Nos quedamos en silencio un rato, como corresponde,
y viendo que ya hemos estirado el tiempo lo suficiente
nos paramos para despedirnos: “Hasta la próxima”.
Al salir, él se esfuma. No es tarde aún,
no estaría de más dar unas vueltas
antes de volver. De nuevo este traicionero
impulso que me atrapa, me acelera el corazón.
Fumo un cigarrillo.
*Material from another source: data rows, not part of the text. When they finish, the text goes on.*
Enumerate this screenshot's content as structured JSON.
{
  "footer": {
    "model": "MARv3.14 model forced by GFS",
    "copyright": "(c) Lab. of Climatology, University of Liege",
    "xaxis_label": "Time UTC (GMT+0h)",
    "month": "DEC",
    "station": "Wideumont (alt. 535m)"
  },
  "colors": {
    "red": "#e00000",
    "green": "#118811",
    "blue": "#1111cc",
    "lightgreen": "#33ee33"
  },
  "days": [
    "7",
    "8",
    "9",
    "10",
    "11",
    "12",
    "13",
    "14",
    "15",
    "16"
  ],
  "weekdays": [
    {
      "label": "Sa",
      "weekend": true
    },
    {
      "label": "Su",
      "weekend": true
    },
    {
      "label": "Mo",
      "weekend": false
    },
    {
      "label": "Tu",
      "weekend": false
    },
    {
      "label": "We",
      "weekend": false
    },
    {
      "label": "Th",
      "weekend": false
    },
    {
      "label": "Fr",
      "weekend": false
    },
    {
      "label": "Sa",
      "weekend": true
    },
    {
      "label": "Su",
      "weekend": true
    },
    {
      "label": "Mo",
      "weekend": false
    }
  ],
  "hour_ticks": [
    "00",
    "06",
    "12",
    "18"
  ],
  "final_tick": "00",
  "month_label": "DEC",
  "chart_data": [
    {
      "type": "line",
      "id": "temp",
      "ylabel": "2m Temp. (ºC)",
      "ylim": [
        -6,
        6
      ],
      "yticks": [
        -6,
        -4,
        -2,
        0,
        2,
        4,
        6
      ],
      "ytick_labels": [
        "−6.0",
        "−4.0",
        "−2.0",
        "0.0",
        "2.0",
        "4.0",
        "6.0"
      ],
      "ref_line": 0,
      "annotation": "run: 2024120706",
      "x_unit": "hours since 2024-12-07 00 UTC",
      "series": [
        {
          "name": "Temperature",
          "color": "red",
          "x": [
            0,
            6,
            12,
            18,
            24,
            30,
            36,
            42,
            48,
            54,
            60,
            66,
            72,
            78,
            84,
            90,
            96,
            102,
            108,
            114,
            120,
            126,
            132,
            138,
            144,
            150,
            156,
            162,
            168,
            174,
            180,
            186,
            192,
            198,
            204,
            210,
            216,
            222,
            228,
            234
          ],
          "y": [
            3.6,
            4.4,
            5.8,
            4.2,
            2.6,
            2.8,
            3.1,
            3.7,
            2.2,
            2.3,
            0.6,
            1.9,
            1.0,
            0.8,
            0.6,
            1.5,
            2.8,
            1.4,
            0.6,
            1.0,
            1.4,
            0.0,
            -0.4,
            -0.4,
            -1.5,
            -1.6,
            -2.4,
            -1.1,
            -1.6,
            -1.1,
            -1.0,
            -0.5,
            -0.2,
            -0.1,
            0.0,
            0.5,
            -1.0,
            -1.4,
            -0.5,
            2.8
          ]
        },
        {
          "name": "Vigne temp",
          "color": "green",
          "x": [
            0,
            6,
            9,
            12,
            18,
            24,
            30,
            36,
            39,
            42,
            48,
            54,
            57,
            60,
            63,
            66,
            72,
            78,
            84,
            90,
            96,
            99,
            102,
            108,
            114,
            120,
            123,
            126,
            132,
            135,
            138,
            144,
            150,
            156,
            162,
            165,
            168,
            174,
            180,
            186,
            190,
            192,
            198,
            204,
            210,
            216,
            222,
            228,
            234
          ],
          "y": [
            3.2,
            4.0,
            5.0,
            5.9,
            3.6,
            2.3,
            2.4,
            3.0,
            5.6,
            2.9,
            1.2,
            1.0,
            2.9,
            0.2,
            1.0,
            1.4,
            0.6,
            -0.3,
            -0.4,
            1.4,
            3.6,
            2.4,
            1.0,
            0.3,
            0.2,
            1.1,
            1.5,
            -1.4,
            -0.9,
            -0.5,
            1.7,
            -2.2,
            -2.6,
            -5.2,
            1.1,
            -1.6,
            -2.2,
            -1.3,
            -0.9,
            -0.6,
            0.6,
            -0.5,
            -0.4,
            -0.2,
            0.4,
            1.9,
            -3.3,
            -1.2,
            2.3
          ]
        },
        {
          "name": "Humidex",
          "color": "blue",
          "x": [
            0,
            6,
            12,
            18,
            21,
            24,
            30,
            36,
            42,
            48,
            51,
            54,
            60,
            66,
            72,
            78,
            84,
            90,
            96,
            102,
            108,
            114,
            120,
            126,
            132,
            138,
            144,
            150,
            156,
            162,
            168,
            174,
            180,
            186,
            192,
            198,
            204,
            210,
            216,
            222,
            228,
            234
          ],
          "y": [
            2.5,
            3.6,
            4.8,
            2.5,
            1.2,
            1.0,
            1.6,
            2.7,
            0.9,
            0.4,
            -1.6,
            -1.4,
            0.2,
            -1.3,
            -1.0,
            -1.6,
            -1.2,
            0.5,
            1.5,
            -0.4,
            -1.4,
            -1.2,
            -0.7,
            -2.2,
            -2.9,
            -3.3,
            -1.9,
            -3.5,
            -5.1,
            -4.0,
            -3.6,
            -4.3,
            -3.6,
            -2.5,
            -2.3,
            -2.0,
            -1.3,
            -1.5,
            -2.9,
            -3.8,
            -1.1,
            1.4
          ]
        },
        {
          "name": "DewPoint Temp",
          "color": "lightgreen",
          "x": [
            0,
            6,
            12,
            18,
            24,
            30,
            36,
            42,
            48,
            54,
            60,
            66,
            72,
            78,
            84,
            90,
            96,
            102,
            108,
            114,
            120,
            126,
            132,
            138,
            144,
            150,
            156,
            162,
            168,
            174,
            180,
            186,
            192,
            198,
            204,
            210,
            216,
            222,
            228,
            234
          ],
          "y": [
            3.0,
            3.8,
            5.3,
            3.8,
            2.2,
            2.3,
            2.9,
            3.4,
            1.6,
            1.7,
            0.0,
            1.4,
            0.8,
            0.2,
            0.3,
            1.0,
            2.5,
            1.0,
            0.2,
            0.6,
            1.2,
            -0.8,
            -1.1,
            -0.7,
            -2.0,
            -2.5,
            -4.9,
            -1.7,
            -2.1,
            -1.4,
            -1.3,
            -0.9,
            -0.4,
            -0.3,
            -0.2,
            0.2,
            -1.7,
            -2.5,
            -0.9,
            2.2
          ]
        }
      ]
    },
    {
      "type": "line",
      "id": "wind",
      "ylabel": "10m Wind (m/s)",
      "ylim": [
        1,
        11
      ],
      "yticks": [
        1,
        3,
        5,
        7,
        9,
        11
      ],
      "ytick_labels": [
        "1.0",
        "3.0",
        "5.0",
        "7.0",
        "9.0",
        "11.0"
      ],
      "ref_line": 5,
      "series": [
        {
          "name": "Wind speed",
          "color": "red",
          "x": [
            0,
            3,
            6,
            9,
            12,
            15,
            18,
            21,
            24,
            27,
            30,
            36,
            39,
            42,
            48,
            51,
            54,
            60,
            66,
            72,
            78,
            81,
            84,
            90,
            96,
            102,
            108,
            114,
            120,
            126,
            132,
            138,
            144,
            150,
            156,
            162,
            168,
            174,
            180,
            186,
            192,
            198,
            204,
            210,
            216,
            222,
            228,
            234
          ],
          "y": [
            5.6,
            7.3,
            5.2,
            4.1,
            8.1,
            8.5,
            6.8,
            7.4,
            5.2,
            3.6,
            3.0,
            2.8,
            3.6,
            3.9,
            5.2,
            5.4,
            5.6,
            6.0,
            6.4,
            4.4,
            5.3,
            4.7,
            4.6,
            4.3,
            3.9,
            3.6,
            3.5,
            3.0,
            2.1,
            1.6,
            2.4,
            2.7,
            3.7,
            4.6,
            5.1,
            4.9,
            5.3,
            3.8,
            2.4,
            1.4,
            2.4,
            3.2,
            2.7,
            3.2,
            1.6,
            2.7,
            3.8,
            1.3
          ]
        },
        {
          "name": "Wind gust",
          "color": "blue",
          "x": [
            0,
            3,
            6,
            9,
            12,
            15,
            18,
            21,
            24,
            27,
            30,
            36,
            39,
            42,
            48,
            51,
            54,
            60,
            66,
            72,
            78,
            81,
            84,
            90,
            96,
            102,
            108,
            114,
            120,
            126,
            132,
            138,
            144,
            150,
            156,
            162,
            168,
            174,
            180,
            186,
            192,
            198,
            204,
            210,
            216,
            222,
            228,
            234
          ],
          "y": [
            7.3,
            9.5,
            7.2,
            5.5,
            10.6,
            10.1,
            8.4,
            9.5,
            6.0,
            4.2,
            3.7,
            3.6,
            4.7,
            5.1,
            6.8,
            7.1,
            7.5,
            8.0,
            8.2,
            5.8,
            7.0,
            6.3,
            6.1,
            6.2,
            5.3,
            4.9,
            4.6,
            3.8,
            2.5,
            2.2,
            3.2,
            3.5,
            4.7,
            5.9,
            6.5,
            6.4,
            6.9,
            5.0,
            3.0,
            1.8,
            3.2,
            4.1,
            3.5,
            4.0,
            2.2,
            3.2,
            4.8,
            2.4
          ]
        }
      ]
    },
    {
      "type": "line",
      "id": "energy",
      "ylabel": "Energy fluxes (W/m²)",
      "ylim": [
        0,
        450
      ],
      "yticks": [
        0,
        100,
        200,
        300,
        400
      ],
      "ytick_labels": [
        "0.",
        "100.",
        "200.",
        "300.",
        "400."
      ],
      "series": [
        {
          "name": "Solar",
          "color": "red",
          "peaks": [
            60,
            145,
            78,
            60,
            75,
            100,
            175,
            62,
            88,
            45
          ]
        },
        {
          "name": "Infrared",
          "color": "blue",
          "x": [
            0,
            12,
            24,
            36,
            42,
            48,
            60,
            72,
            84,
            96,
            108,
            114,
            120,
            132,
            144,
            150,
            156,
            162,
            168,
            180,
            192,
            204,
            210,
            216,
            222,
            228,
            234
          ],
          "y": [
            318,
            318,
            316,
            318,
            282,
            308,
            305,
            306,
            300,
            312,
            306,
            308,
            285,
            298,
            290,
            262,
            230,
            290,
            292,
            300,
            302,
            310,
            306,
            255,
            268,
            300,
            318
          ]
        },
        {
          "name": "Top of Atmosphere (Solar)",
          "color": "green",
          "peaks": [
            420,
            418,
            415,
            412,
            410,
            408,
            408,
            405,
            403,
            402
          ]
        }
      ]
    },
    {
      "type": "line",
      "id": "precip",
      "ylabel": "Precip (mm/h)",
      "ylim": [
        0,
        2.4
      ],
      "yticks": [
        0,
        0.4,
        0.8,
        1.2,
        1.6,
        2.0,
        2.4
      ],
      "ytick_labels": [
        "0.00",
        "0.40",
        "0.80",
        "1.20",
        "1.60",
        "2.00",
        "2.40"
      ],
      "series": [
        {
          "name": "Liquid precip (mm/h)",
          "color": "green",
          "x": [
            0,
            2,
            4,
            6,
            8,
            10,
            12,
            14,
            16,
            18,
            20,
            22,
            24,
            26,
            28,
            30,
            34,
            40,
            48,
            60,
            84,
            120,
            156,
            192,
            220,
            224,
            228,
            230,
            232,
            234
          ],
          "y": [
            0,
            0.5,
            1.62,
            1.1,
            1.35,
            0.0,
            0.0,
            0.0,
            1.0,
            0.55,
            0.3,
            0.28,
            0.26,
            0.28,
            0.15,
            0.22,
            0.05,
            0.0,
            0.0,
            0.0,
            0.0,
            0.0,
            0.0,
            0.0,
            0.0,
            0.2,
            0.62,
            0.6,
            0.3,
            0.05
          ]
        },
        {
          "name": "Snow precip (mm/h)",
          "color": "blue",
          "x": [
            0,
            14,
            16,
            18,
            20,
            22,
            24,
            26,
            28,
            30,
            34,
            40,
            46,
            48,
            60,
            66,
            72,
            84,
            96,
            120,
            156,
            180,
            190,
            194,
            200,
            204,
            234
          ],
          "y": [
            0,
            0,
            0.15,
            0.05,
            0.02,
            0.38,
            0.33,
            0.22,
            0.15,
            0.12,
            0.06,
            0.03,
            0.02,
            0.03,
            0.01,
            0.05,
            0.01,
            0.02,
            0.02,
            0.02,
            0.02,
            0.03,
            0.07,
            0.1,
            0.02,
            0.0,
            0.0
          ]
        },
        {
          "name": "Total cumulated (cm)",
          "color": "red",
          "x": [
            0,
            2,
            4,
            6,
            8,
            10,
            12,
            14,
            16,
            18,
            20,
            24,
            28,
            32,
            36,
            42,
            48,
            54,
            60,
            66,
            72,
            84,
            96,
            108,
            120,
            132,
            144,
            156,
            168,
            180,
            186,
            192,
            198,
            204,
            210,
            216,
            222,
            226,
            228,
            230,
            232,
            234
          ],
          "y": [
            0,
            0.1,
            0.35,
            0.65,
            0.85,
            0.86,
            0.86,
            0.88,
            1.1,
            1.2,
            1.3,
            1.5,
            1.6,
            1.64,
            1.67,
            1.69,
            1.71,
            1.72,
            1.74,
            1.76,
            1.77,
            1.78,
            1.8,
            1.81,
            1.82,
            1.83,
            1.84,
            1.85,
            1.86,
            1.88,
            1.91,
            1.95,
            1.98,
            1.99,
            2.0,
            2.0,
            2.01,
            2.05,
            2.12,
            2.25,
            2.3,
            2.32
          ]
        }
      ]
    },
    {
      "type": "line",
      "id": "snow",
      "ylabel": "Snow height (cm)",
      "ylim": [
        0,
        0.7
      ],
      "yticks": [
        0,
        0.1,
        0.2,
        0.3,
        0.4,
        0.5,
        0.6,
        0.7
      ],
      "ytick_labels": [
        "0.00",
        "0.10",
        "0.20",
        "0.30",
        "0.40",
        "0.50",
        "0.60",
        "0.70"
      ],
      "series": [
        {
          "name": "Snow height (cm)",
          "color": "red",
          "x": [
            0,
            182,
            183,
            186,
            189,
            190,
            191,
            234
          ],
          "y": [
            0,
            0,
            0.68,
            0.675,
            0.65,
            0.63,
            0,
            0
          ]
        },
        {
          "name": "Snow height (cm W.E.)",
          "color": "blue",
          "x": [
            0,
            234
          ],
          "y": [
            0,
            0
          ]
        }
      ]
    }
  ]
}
Incluso voy a un cine para ver
la cartelera; pero es como si ya hubiera visto todas las películas:
una acerca del opio, una acerca del divorcio, otra
acerca de uno de nosotros que doblegó la emoción.
La respuesta que obtuve a los diez año está aún
burlando mi propia pregunta: yo pertenezco a nosotros.
Así, la buena señal del día es: un paseo, un baño,
para emitir con lentitud irritante algún sinsentido
usando la primera del singular. ¿Qué
significa? Algunas calles, algunas bandas
tocan el himno y música marcial. Las puertas abiertas
de un negocio expulsan una racha de aire frío;
adentro dos chicas se prueban bikinis. Ahora
quiero irme a casa. Es eso o, bajo el viaducto,
con un maestro de Qi, estudiar el uso de los pies
para rascarse la espalda, pelear, o caminar con las manos.
Los empleados bostezan, con sus laptops a cuestas,
deslizándose en los taxis; luces de edificios altos y bajos
empiezan a parpadear. Desde un bar en un callejón
viene el aplauso al final de un tema. Después de todo,
tanto ruido en el momento en que la mayoría duerme,
es como si la semana llegara al fin a su clímax.
De hecho, llega el colectivo rápido a la parada.
La noche ahora es profunda pero gris, no tinta oscura.
Y al volver a la escuela, en el bosque al lado del camino
veo incluso a dos chicos caminar abrazados.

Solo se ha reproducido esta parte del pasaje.